No radical sailors. But the barkeeps were glad for the patronage. I bet more than one sailor got both a communist and an intelligence officer to spot a drink in the same night, not necessarily knowing which was which. And certainly not caring.

Texas bars re-open Friday.

Summer in question

May 18, 2020

My previous post painted a bleak few months ahead. One thing that might change that completely is if Covid-19 proves seasonal, and goes way for the summer, as the flu does. The interesting thing is that not only does no one know the degree to which this disease is seasonal, given that it is new, there also isn’t a good understanding of what makes some diseases so seasonal:

Researchers have speculated that changes in ambient temperature and humidity may make these viruses less viable by affecting their outer proteins and membrane, or by altering how quickly the virus-carrying droplets from mouth and throat evaporate. On the other hand, the change in infection rate might be due to the ways that people change their behavior with the seasons, going from being enclosed in offices and schools to opening windows and spending more time outdoors. (Getting more sunlight, which drives Vitamin D production and might enhance the immune system’s defenses, might play a role, too.) More subtly, it’s also possible that changes in temperature and humidity affect our bodies in ways that make them more or less vulnerable to viral infection.

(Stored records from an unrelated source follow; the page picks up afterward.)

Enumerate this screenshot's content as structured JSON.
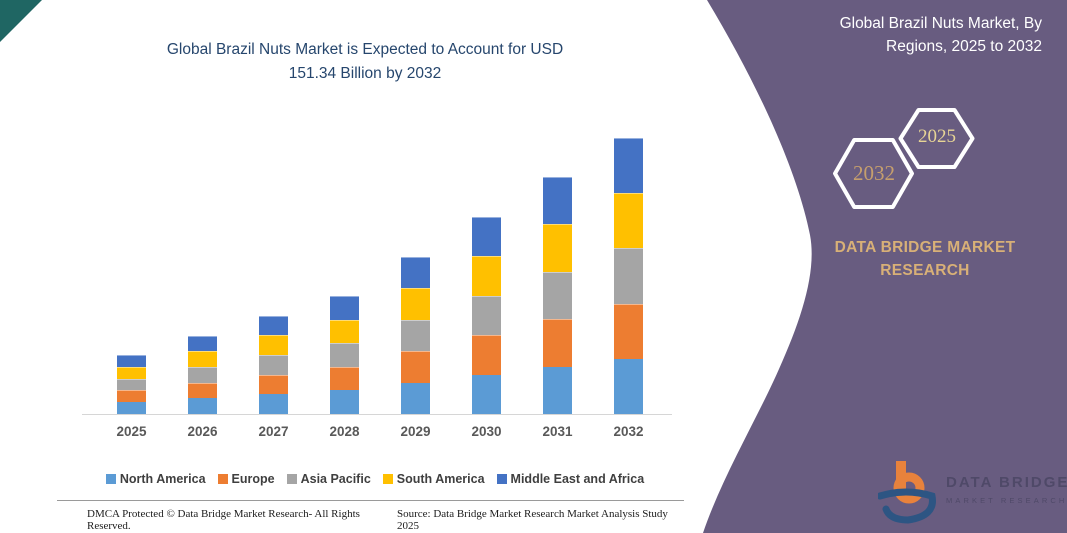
{
  "header": {
    "title_lines": [
      "Global Brazil Nuts Market is Expected to Account for USD",
      "151.34 Billion by 2032"
    ]
  },
  "chart_data": {
    "type": "bar",
    "stacked": true,
    "title": "Global Brazil Nuts Market is Expected to Account for USD 151.34 Billion by 2032",
    "xlabel": "",
    "ylabel": "",
    "unit": "USD Billion",
    "categories": [
      "2025",
      "2026",
      "2027",
      "2028",
      "2029",
      "2030",
      "2031",
      "2032"
    ],
    "series": [
      {
        "name": "North America",
        "color": "#5B9BD5",
        "values": [
          6.48,
          8.6,
          10.78,
          12.96,
          17.28,
          21.64,
          26.02,
          30.27
        ]
      },
      {
        "name": "Europe",
        "color": "#ED7D31",
        "values": [
          6.48,
          8.6,
          10.78,
          12.96,
          17.28,
          21.64,
          26.02,
          30.27
        ]
      },
      {
        "name": "Asia Pacific",
        "color": "#A5A5A5",
        "values": [
          6.48,
          8.6,
          10.78,
          12.96,
          17.28,
          21.64,
          26.02,
          30.27
        ]
      },
      {
        "name": "South America",
        "color": "#FFC000",
        "values": [
          6.48,
          8.6,
          10.78,
          12.96,
          17.28,
          21.64,
          26.02,
          30.27
        ]
      },
      {
        "name": "Middle East and Africa",
        "color": "#4472C4",
        "values": [
          6.48,
          8.6,
          10.78,
          12.96,
          17.28,
          21.64,
          26.02,
          30.27
        ]
      }
    ],
    "totals": [
      32.4,
      43.0,
      53.9,
      64.8,
      86.4,
      108.2,
      130.1,
      151.34
    ],
    "ylim": [
      0,
      155
    ],
    "y_axis_visible": false,
    "gridlines": false,
    "legend_position": "bottom"
  },
  "panel": {
    "background_color": "#685C80",
    "accent_text_color": "#d8b077",
    "title_lines": [
      "Global Brazil Nuts Market, By",
      "Regions, 2025 to 2032"
    ],
    "hexagons": [
      {
        "label": "2032"
      },
      {
        "label": "2025"
      }
    ],
    "brand_lines": [
      "DATA BRIDGE MARKET",
      "RESEARCH"
    ],
    "logo": {
      "title": "DATA BRIDGE",
      "subtitle": "MARKET RESEARCH"
    }
  },
  "footer": {
    "dmca": "DMCA Protected © Data Bridge Market Research- All Rights Reserved.",
    "source": "Source: Data Bridge Market Research Market Analysis Study 2025"
  }
}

While the summer free from this disease would be a welcome respite, it doesn’t seem to be doing that. Here in the coastal bend, where it already is high summer, we have had a recent surge in cases. And spread seems to be accelerating in Texas in the last week.

One of the silver bullets that might be developed quicker than a vaccine is a monoclonal antibody treatment. The interesting there is that it would prove a generic approach to infectious disease, much like vaccine development. A process that identifies new pathogens, or new strains of old ones, when they first appear, and then quickly develops monoclonal antibody remedies, essentially replicates at the social level part of what our individual bodies do biologically. That would be a major advance against infectious diseases generally.

One respondent recently said to me that the only importance to an epidemiological model is its ultimate projection of deaths. Which is wrong. No one can predict that at this point, no more than they can what the final score is in a professional football game, when at five minutes of play one team first scores a field goal. For the disease, it depends on what people do, it depends on what governments do, it depends on what treatments are developed and how fast, and it depends on what the disease does. No one knows any of that. The models cannot predict any of that. The models are not meant to prophesy, but to provide mathematical tools for thinking about those possibilities. I hope for a summer respite, and for a monoclonal antibody treatment in the fall, and for a vaccine not long after that. Each of those is dicey. If we get all of those, the US death toll will be quite effectively capped. Perhaps at less than twice what it is now, just ten weeks in. If we get none those nor any other good turns, the death toll could become horrendous.

I worry that many Americans, tired of the various measures taken so far to slow the spread, ready for summer, are thinking this almost is over. My own suspicion is that we still are in the first quarter.

A fishmonger in France had this disease in December, before anyone was looking for it outside China, and before it could have been diagnosed as such. Again, the early history of this disease is not yet known.